L’épopée victorieuse
Le projet était incroyablement ambitieux, mais cela valait la peine d’y croire. Dix ans après son lancement par l’Agence spatiale européenne, la sonde Rosetta a finalement réussi à se mettre en orbite autour d’une comète, et à y faire atterrir un petit robot. Une première dans l’histoire spatiale!
Rosetta a parcouru plus de 6,5 milliards de kilomètres avant de rejoindre, au mois d’août, la comète 67P/Tchourioumov-Guérassimenko, autour de laquelle elle s’est mise en orbite (voir Québec Science, juin-juillet 2014).
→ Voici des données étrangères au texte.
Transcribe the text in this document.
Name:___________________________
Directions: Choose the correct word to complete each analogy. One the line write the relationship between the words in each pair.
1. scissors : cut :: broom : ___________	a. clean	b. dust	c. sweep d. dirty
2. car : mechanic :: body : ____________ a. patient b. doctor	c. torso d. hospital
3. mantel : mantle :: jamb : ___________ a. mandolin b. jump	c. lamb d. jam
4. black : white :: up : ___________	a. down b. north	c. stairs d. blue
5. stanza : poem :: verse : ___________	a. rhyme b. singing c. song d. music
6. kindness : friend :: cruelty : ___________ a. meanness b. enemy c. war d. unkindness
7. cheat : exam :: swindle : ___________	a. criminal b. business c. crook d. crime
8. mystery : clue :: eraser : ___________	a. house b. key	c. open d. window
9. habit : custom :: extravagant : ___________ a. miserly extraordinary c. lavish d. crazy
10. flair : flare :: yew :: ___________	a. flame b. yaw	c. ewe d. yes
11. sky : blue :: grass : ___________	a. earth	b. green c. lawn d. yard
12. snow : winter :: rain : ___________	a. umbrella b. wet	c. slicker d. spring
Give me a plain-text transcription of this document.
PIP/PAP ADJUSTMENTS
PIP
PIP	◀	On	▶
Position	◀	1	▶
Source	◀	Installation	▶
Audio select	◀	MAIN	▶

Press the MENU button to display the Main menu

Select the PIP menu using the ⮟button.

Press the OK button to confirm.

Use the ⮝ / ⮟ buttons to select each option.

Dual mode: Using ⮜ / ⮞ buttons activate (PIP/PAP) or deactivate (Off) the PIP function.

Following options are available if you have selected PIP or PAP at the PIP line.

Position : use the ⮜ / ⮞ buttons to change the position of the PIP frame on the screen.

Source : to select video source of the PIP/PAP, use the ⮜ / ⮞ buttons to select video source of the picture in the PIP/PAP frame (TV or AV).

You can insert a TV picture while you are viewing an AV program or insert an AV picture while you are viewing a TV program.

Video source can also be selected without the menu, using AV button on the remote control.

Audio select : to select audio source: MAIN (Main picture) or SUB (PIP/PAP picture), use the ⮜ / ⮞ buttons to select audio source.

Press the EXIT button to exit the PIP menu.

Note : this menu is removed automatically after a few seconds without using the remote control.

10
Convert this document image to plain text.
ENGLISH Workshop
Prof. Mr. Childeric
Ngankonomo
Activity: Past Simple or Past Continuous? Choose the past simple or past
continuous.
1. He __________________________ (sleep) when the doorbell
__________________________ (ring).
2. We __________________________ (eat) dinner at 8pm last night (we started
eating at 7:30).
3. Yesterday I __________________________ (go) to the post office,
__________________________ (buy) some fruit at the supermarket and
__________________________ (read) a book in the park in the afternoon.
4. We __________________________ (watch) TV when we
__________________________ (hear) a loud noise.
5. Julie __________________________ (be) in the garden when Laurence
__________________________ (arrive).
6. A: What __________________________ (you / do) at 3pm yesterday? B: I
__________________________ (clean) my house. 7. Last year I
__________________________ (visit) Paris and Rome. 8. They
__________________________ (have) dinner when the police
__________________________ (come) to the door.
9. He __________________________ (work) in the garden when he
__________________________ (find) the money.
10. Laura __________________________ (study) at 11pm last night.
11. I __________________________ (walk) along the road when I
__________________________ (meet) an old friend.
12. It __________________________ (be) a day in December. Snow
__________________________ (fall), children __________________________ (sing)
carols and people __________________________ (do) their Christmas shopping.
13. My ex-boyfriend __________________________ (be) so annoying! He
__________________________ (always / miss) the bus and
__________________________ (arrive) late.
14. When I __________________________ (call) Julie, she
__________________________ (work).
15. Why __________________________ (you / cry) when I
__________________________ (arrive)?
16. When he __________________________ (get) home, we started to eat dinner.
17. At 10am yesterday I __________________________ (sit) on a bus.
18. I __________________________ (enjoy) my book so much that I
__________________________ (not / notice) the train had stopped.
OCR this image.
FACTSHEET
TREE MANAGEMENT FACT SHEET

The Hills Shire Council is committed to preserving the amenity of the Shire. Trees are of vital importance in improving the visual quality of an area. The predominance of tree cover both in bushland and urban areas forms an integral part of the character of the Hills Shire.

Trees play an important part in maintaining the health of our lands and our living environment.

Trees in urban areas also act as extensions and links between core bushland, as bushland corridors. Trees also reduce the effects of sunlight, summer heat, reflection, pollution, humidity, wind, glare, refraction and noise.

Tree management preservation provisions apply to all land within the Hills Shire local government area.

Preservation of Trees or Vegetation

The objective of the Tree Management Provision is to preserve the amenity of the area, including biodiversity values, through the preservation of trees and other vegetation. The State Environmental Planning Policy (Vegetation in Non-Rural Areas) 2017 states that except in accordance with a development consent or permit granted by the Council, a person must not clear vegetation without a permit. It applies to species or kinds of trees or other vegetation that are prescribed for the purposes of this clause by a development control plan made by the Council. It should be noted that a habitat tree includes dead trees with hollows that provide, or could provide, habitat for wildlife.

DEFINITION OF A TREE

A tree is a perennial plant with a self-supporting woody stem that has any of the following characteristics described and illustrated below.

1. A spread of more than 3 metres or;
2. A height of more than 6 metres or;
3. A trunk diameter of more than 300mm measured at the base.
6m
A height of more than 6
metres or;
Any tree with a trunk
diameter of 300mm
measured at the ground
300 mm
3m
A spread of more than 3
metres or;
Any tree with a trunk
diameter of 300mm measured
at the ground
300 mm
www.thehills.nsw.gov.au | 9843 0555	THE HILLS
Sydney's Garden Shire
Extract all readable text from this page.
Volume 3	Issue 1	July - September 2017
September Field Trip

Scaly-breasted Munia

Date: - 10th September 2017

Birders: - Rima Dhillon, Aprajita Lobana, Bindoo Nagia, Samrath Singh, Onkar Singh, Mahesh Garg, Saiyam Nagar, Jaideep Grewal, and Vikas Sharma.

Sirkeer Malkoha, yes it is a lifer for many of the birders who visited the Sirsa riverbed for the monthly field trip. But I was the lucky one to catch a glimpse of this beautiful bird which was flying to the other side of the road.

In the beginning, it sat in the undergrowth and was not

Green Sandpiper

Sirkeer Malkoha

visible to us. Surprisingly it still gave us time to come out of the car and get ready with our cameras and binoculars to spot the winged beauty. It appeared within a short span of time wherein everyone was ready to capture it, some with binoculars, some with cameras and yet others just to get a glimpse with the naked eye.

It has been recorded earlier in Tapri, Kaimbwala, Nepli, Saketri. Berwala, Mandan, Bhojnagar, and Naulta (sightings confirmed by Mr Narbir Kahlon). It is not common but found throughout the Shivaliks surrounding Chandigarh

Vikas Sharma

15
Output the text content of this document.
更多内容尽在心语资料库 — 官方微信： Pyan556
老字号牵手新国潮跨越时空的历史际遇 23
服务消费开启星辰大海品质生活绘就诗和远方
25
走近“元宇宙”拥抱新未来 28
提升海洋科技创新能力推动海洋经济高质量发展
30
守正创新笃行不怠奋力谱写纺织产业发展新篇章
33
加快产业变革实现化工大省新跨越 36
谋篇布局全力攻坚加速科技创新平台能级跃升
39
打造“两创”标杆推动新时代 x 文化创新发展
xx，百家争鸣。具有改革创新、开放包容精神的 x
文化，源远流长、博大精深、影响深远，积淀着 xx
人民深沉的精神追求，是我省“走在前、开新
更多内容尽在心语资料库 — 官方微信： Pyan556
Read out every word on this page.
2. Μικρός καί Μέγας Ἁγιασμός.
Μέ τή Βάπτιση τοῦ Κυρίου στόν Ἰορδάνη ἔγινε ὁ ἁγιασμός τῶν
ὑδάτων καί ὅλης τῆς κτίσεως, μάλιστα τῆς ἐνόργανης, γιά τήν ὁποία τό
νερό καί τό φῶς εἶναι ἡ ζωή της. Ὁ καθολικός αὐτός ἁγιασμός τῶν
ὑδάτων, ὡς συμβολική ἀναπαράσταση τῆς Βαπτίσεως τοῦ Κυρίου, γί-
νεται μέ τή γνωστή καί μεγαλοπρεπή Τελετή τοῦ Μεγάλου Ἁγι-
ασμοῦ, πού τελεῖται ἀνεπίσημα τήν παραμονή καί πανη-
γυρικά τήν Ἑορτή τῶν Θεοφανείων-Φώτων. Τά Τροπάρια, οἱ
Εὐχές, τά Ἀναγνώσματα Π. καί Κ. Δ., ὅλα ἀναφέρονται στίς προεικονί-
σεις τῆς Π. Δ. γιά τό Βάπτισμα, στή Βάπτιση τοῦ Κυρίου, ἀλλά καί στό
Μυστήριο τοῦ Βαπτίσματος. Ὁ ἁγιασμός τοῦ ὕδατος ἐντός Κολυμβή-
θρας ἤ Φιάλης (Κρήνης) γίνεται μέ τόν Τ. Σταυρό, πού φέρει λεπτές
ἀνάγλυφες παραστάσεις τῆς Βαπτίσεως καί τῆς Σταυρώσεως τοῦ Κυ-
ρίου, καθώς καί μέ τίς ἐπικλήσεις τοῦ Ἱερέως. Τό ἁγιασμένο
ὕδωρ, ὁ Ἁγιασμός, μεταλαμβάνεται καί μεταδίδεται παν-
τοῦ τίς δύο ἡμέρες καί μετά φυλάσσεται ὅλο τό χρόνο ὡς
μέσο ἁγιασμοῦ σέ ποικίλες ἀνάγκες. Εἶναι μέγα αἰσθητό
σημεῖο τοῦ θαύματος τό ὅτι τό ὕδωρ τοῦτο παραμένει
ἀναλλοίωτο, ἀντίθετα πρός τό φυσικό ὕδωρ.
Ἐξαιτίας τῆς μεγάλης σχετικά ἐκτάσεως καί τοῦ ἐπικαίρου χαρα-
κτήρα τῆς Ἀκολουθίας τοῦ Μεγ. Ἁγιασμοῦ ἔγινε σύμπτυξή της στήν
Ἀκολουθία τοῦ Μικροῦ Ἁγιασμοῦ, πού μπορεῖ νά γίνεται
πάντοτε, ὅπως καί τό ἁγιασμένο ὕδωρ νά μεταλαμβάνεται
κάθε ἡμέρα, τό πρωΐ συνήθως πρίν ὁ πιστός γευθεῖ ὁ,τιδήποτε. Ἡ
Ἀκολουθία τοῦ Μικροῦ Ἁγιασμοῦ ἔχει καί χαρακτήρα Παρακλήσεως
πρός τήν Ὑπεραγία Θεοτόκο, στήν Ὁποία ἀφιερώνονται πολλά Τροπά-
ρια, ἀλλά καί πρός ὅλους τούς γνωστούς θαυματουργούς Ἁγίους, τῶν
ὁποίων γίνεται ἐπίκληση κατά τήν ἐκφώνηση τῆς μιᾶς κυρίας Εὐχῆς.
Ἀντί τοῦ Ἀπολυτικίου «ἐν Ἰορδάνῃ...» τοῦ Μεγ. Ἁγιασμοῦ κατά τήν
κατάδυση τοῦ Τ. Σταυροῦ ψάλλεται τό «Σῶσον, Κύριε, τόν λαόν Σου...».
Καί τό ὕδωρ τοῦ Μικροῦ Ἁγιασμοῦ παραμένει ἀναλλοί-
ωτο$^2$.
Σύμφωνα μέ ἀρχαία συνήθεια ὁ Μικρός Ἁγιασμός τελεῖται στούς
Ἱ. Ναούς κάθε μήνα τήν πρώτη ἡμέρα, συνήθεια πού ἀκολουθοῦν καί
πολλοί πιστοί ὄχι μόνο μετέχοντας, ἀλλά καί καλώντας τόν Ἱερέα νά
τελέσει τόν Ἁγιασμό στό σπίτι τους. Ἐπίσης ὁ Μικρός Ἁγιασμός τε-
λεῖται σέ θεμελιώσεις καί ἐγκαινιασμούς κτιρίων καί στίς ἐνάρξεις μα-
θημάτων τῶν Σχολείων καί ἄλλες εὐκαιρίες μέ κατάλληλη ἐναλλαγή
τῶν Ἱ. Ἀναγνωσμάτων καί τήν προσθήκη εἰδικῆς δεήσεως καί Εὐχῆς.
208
Elle a pu réaliser des photos d’une précision inédite, révélant un noyau cométaire double et biscornu. Cette proximité a aussi permis aux scientifiques de choisir un site d’atterrissagepour Philaé, un mini-laboratoire doté de 10 instruments de mesure. Le 12 novembre, Rosetta a largué son compagnon: Philaé a chuté pendant sept longues heures, la gravité de la comète étant particulièrement faible.
L’atterrissage, retransmis avec 28 minutes de décalage (le temps nécessaire pour que les données parviennent jusqu’à la Terre), a tenu en haleine des centaines de scientifiques et des milliers de curieux, partout dans le monde.
Le robot a finalement touché le sol, mais ses harpons ne se sont pas déclenchés. Il a rebondi deux fois (au ralenti), puis s’est stabilisé à 1 km du site visé, coincé à l’ombre d’une falaise. Avant de se mettre en veille, faute d’éclairage solaire suffisant pour recharger ses batteries, il a eu le temps de forer le sol, de prendre des clichés et de transmettre de nombreuses données à la sonde Rosetta qui nous les a relayées. Les informations sont encore en cours d’analyse, mais les scientifiques ont déjà affirmé avoir décelé des molécules organiques, à la surface du noyau, contenant «au moins trois atomes de carbone». Les scientifiques espèrent que Philaé redonnera signe de vie au printemps, si ses batteries parviennent à se recharger à l’approche du Soleil.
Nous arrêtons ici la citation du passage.